4. Gebruik autofocus om helderdere, scherpere beelden te krijgen

Misschien zijn de belangrijkste camerabedieningen om te begrijpen de verschillende scherpstelmodi. Ze vallen in twee groepen - handmatig en automatisch - en beide hebben hun nut. Als u deze modi begrijpt, kunt u duidelijkere, scherpere foto's maken.

De meeste camera's zijn ingesteld om direct uit de doos een autofocusmodus te gebruiken. Dit betekent dat wanneer u uw camera op een onderwerp richt, deze automatisch bepaalt waarop moet worden scherpgesteld.

Autofocus werkt door contrast te vinden.

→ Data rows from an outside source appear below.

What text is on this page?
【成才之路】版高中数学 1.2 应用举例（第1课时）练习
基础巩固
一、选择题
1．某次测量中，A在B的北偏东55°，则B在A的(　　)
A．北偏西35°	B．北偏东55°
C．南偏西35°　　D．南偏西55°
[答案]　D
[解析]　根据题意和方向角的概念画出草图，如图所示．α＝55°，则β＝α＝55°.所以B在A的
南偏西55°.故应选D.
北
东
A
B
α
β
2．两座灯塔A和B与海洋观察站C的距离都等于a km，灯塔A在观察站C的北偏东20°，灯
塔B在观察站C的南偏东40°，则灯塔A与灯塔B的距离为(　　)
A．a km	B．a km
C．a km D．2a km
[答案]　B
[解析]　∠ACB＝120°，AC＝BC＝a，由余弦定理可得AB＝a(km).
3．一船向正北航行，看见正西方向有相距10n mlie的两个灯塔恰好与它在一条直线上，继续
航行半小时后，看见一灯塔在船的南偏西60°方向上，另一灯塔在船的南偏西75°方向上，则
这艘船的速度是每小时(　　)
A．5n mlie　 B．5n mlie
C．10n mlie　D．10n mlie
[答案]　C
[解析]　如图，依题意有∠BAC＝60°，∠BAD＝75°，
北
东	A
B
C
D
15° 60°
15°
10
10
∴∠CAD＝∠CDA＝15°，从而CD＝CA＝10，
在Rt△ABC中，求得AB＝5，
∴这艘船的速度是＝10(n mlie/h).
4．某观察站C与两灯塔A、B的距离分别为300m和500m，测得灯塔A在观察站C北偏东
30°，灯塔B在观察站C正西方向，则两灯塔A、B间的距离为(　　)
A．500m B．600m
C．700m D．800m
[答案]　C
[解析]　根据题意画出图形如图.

Als je je camera op een effen, onopvallende muur richt, zal hij moeite hebben om iets vast te zetten dat hij kan gebruiken om hem een ​​duidelijke focus te geven.

Richt de focus altijd op een contrastpunt om de kans op focusjacht te verkleinen, waarbij de cameralens heen en weer beweegt om de juiste instelling te vinden.

De onderstaande straatverkoper is omgeven door veel detail, zowel op de voorgrond als op de achtergrond. Dit is een scène die je camera gemakkelijk kan misleiden om scherp te stellen op het verkeerde onderwerp.

De meeste camera's hebben meerdere scherpstelpunten. In de volgende paragrafen wordt bekeken hoe u sommige hiervan kunt gebruiken.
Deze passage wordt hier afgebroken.